Each year more than 3,500 Missouri students take part in National History Day (NHD), a unique opportunity for sixth- through twelfth-grade students to explore the past in a creative, hands-on way. While producing a documentary, exhibit, paper, performance, or website, they become an expert on the topic of their choosing.

In following NHD rules, students quickly learn that the primary sources they are required to use in their projects also help them to tell their stories effectively. But where do they start their search for those sources? How can it be manageable and meaningful?
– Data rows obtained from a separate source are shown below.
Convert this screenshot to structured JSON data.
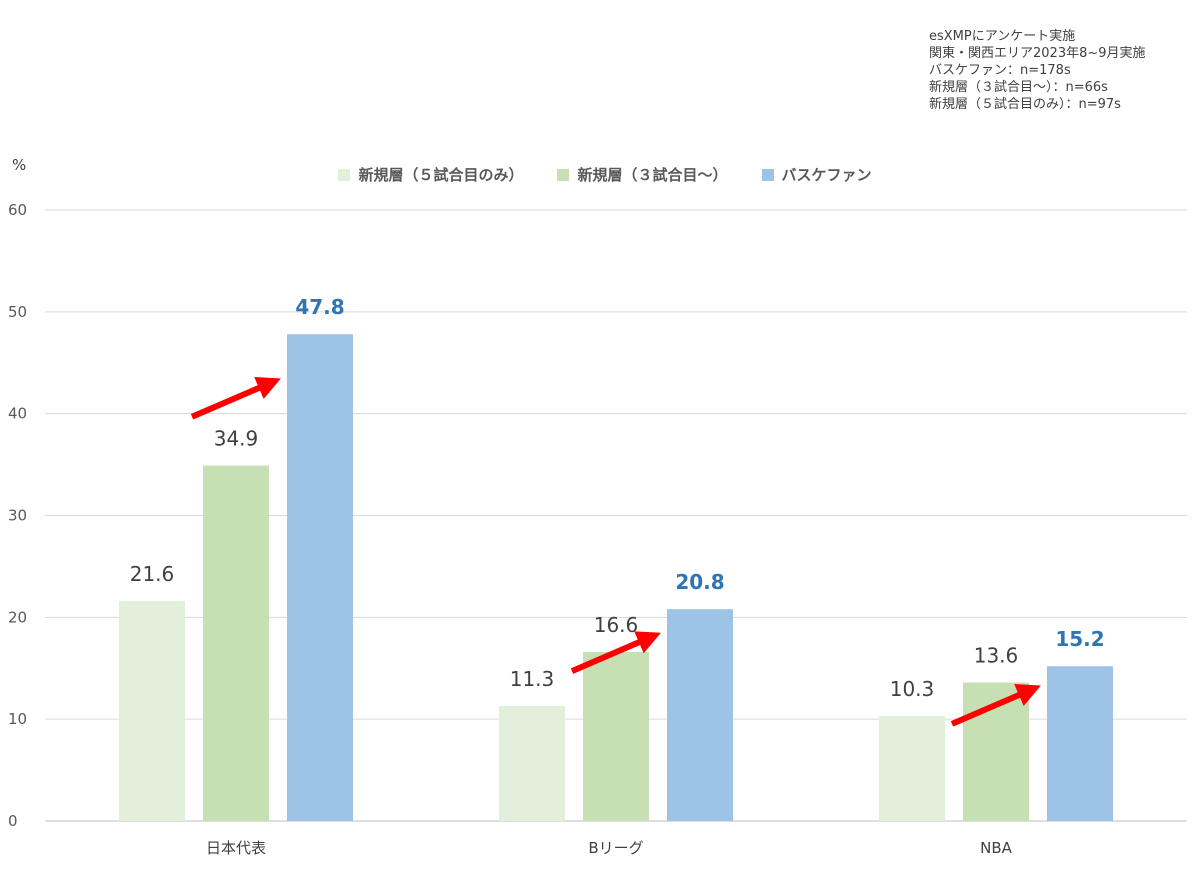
{
  "note": {
    "lines": [
      "esXMPにアンケート実施",
      "関東・関西エリア2023年8~9月実施",
      "バスケファン：n=178s",
      "新規層（３試合目～）：n=66s",
      "新規層（５試合目のみ）：n=97s"
    ]
  },
  "chart_data": {
    "type": "bar",
    "title": "",
    "xlabel": "",
    "ylabel": "%",
    "ylim": [
      0,
      60
    ],
    "yticks": [
      0,
      10,
      20,
      30,
      40,
      50,
      60
    ],
    "grid": true,
    "legend_position": "top-center",
    "categories": [
      "日本代表",
      "Bリーグ",
      "NBA"
    ],
    "series": [
      {
        "name": "新規層（５試合目のみ）",
        "color": "#E2EFDA",
        "label_color": "#404040",
        "label_bold": false,
        "values": [
          21.6,
          11.3,
          10.3
        ]
      },
      {
        "name": "新規層（３試合目～）",
        "color": "#C6E0B4",
        "label_color": "#404040",
        "label_bold": false,
        "values": [
          34.9,
          16.6,
          13.6
        ]
      },
      {
        "name": "バスケファン",
        "color": "#9DC3E6",
        "label_color": "#2E75B6",
        "label_bold": true,
        "values": [
          47.8,
          20.8,
          15.2
        ]
      }
    ],
    "annotations": [
      {
        "type": "arrow",
        "color": "#FF0000",
        "category": "日本代表",
        "from_series": 1,
        "to_series": 2
      },
      {
        "type": "arrow",
        "color": "#FF0000",
        "category": "Bリーグ",
        "from_series": 1,
        "to_series": 2
      },
      {
        "type": "arrow",
        "color": "#FF0000",
        "category": "NBA",
        "from_series": 1,
        "to_series": 2
      }
    ]
  }
}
Enter Digital Public Library of America (DPLA). Collecting and curating digital sources from libraries, museums, and archives, the DPLA portal connects students and teachers with the resources that they need. For students who cannot easily visit specialized repositories to work with primary sources, DPLA may even be the connection that enables them to participate in National History Day.

National History Day in Missouri loves how DPLA actively works to fuse history and technology, encouraging students to use modern media to access and share history. Knowing how to use new technologies to find online archives, databases, and other history sources is important for future leaders seeking to explore the past.
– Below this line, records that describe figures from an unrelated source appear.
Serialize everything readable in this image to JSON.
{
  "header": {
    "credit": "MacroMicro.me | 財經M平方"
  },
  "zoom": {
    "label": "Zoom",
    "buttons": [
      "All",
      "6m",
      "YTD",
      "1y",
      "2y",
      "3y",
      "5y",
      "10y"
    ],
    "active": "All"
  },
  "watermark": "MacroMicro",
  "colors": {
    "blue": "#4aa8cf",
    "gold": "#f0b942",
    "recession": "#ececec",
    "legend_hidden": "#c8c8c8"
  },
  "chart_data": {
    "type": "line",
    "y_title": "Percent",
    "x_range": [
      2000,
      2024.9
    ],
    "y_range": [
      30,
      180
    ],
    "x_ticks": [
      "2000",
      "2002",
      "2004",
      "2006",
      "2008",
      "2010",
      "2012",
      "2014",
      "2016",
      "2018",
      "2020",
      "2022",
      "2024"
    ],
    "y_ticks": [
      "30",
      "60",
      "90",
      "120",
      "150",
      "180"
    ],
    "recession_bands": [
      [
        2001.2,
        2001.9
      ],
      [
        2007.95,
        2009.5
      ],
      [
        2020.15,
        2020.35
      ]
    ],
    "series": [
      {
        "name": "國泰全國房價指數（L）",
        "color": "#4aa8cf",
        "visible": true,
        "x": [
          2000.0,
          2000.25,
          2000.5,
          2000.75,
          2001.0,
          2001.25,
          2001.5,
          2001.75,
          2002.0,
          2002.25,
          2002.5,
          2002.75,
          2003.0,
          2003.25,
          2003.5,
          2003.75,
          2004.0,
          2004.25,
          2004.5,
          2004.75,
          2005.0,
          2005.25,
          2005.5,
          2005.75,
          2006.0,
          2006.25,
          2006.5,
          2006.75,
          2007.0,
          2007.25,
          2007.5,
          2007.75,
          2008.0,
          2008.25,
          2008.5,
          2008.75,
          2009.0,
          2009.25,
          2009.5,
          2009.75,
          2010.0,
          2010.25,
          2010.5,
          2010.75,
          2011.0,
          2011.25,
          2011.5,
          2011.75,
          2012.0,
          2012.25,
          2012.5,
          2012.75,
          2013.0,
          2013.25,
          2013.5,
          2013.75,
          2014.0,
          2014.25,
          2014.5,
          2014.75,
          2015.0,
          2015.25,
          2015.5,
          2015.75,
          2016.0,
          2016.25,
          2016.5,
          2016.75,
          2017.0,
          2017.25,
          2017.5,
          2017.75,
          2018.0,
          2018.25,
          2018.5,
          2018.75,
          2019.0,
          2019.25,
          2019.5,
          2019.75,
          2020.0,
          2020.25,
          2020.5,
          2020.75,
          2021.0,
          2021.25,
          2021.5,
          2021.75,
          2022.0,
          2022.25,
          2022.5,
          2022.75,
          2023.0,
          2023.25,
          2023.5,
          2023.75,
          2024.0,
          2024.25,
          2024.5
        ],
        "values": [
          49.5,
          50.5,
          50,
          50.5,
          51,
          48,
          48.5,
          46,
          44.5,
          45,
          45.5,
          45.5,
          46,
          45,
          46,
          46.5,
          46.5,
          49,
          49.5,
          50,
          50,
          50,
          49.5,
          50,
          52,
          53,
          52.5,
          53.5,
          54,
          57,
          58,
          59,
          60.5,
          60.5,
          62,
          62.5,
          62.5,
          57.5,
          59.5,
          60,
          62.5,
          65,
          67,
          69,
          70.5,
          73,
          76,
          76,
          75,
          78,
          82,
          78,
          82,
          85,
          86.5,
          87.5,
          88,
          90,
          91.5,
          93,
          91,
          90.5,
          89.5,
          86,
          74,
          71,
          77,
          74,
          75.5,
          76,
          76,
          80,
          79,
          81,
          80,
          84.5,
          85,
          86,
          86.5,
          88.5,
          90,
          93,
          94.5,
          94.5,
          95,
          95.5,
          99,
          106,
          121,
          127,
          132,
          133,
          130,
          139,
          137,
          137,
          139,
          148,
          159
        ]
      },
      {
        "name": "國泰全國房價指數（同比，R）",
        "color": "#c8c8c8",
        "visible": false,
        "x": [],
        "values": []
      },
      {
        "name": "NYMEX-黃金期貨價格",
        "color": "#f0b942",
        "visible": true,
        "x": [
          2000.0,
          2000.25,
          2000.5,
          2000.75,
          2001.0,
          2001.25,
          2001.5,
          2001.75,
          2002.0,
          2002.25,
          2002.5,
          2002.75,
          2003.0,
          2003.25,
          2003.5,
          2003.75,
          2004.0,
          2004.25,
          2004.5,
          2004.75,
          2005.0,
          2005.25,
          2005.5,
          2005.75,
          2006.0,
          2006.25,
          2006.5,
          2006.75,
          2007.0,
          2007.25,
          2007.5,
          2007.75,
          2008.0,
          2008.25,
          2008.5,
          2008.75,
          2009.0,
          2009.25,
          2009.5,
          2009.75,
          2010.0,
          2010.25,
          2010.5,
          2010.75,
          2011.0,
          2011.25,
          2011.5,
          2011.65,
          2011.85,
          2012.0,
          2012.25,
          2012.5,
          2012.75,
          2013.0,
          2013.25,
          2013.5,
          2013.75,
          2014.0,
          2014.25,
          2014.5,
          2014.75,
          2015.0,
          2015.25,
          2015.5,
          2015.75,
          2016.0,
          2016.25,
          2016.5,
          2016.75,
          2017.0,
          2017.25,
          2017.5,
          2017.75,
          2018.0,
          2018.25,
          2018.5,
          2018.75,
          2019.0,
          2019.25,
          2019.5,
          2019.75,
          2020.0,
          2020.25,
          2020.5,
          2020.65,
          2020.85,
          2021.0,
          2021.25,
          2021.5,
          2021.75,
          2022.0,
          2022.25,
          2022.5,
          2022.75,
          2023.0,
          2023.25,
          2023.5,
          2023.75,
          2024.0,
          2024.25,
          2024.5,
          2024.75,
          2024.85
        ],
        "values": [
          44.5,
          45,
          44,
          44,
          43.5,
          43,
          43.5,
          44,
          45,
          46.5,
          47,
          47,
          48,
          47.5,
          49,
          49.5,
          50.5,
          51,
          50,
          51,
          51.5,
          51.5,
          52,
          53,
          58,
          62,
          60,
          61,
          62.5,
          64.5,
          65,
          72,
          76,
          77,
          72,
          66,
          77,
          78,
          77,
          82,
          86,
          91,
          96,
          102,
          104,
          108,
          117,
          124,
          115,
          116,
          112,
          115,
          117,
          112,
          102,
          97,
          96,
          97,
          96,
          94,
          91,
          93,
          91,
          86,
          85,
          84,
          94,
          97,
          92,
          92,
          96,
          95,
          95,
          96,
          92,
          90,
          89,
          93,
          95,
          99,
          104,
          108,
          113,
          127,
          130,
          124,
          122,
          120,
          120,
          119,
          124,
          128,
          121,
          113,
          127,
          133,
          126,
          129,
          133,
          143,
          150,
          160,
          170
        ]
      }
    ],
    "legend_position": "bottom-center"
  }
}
Seeing the potential for a meaningful collaboration in which students uncover history through the DPLA collections and put their own stamp on it through National History Day projects, the Digital Public Library of America became a major program sponsor in 2015.
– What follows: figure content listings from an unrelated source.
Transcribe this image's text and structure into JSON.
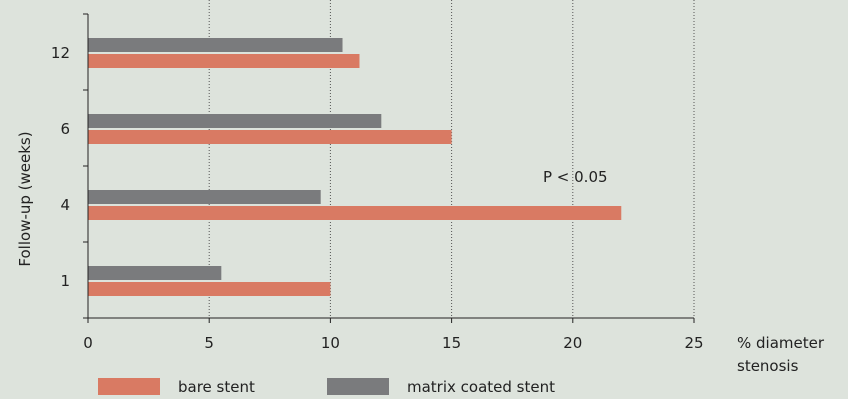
{
  "chart_data": {
    "type": "bar",
    "orientation": "horizontal",
    "categories": [
      "1",
      "4",
      "6",
      "12"
    ],
    "series": [
      {
        "name": "bare stent",
        "values": [
          10,
          22,
          15,
          11.2
        ],
        "color": "#d97a63"
      },
      {
        "name": "matrix coated stent",
        "values": [
          5.5,
          9.6,
          12.1,
          10.5
        ],
        "color": "#7a7b7d"
      }
    ],
    "xlabel": [
      "% diameter",
      "stenosis"
    ],
    "ylabel": "Follow-up (weeks)",
    "xlim": [
      0,
      25
    ],
    "xticks": [
      0,
      5,
      10,
      15,
      20,
      25
    ],
    "grid": "vertical-dotted",
    "legend_position": "bottom",
    "annotations": [
      {
        "text": "P < 0.05",
        "category": "4"
      }
    ]
  }
}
Additionally, DPLA sponsors a special prize at the National History Day in Missouri state contest, awarded to the best documentary or website that extensively incorporates DPLA resources. The 2015 prize winners, Keturah Gadson and Daniela Hinojosa from Pattonville High School in St. Louis, pointed out that DPLA access was important for their award-winning website about civil rights activist Thurgood Marshall:

We found that the sources on the Digital Public Library of America fit amazingly into our research and boosted it where we were lacking… the detail we gained from looking directly at the primary sources was unmatched…DPLA sources completed our research wonderfully.

National History Day in Missouri is excited to continue this partnership in 2016, and we look forward to seeing what resources students will discover as they focus on the 2016 contest theme, Exploration, Encounter, Exchange in History.